Trains in Factorio are really neat. You lay down a bunch of tracks on a larger-scale grid, and make networks between stations. Then you can put trains on those, telling them to say, go to Pickup Stop, stay there until your cargo is full, go to dropoff spot, stay there until you're empty. Just set something up to feed fuel in when it's stopped, they'll haul massive shipments everywhere. The question is, do you need that? Because again, they're costly to build. You could just string like 500 tiles worth of belt across the map. Could be cheaper than all that train infrastructure. If you do build trains though, first build rails, with long flat stretches where you want stations, then the stations, then an engine at the station, then cargo cars, then inserters, making sure it all works when the train's stopped at the station.

Meanwhile, there's oil, and various oil products. You need these as you're getting into blue science and beyond. I'm going to level with you. I hate dealing with oil. Once you hit the point where you're splitting it into light and heavy oil, your refineries are going to start stopping constantly because you aren't consuming them in the ratio you're producing them and when any one backs up everything stops. The fix for this is to use logic circuits for setups that check for when things are close to backstuffing and then cracking the surplus, and working that out isn't terribly difficult, but it's a lot of time to spend on a solved problem. To this day this is the one part of the game where I will happily copy a blueprint from someone and probably overbuild just so I don't have to think about oil ratios. Just set up oil derricks, incoming water lines, swipe someone's backstop-proof setup, pump some light oil out to some reserve tanks to make rocket fuel at the end of the game, very few required things require lubricant, petroleum is in high demand.

Upgrades and Modules and Beacons Oh My!

A lot of things in Factorio can be upgraded into better versions of themselves twice, and it's a shame they didn't properly keep the color coding consistent for it.
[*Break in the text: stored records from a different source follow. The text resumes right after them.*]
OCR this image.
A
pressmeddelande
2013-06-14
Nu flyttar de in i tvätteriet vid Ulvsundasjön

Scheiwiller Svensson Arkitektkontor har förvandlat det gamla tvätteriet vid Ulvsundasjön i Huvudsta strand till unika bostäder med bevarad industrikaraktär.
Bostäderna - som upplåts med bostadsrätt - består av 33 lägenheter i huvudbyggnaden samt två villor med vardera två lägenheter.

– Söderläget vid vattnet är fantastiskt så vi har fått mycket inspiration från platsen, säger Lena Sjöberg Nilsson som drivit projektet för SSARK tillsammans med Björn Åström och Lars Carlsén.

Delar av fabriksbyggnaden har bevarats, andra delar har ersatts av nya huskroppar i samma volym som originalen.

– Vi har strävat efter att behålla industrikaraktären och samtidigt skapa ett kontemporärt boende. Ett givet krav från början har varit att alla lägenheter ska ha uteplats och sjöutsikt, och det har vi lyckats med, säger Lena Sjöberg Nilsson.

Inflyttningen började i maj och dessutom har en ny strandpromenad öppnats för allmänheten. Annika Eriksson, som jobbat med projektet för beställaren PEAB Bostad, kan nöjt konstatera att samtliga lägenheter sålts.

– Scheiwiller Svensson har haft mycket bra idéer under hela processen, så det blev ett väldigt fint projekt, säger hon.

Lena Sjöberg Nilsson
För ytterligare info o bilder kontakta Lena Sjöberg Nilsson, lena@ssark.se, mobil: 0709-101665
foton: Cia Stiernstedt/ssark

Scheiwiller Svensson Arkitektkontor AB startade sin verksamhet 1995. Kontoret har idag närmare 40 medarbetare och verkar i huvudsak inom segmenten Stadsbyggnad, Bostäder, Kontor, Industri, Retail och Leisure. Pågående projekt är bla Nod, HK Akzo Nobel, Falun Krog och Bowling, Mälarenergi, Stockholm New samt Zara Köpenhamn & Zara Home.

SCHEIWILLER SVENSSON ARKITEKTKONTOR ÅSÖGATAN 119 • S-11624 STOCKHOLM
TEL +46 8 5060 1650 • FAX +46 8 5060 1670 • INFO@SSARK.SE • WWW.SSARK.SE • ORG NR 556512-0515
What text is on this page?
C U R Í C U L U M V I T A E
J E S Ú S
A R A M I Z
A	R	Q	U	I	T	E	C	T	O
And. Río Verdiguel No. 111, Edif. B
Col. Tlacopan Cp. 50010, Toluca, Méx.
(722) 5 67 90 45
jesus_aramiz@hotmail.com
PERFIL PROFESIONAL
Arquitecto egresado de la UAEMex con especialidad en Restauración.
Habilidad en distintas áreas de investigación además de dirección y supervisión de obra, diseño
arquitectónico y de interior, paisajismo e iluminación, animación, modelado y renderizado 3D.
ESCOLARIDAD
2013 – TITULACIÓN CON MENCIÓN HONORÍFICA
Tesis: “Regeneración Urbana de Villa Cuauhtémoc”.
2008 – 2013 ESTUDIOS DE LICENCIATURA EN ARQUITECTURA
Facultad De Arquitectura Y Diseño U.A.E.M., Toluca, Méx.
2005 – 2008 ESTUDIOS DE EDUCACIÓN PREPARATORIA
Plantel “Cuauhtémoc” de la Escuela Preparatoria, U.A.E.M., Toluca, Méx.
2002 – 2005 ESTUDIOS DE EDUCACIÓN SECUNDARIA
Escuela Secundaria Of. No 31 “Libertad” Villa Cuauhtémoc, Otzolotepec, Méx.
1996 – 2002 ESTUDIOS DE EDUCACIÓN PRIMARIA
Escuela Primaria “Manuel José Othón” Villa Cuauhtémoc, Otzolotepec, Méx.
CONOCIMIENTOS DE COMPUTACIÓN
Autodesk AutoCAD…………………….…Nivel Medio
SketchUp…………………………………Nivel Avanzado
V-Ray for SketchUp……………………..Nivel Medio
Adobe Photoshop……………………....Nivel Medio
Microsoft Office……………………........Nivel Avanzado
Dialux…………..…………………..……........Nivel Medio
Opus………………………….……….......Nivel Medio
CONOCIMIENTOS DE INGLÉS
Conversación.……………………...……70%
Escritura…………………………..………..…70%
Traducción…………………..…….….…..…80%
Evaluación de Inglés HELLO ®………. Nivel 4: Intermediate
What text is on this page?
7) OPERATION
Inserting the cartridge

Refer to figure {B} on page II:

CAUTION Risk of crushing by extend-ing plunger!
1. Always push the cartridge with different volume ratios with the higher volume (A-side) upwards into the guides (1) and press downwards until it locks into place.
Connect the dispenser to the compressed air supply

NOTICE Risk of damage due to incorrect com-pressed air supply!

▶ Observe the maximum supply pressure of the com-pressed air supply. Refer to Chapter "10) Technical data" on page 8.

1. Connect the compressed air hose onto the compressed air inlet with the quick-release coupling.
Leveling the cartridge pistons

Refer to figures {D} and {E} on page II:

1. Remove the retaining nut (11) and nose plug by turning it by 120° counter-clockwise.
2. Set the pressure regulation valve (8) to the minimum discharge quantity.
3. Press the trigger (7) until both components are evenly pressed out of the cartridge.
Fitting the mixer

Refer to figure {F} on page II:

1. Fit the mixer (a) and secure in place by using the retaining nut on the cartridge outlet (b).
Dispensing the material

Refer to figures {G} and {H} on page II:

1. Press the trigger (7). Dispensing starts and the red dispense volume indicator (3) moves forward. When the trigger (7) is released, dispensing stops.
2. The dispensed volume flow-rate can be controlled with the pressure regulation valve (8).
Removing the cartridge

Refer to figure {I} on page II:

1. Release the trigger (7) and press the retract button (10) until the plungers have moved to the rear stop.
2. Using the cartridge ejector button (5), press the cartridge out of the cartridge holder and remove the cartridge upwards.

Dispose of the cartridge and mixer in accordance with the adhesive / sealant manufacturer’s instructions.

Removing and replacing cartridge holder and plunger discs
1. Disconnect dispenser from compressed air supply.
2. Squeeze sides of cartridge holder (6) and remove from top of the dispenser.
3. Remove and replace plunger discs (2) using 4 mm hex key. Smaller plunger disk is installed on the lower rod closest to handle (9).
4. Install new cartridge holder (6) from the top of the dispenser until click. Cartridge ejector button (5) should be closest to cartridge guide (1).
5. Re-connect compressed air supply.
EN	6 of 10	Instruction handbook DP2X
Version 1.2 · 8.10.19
The first of these upgrades is pretty handy. Double speed belts let you feed twice as many machines in the same tileable setup. Fast inserters don't fail to grab things off faster belts, and make dealing with high yield/high demand things like gears and copper wire easier. Assembly machines mark 2 run twice as fast, which is cool if you're tight on space, and also for things like gears where an assembly builds needs a lot of them made before anything else can happen. There's never really a "time to upgrade everything" though. I mean, maybe there is for assembly mark 2s. And after a point standard inserters only really make sense for stuff with longer processing times. Steel furnaces move things along twice as fast AND they're more fuel efficient, which is great when you need a bunch of steel... like you do to upgrade to them. Meanwhile the highest tier upgrades don't give as much bang for their buck, and are mostly upgrades to how many module slots you have. Modules tweak the math on how many resources you're using, how fast you're going, or how much you're polluting, and either go directly in machines, or into beacons that spread their effects over a reasonably large area.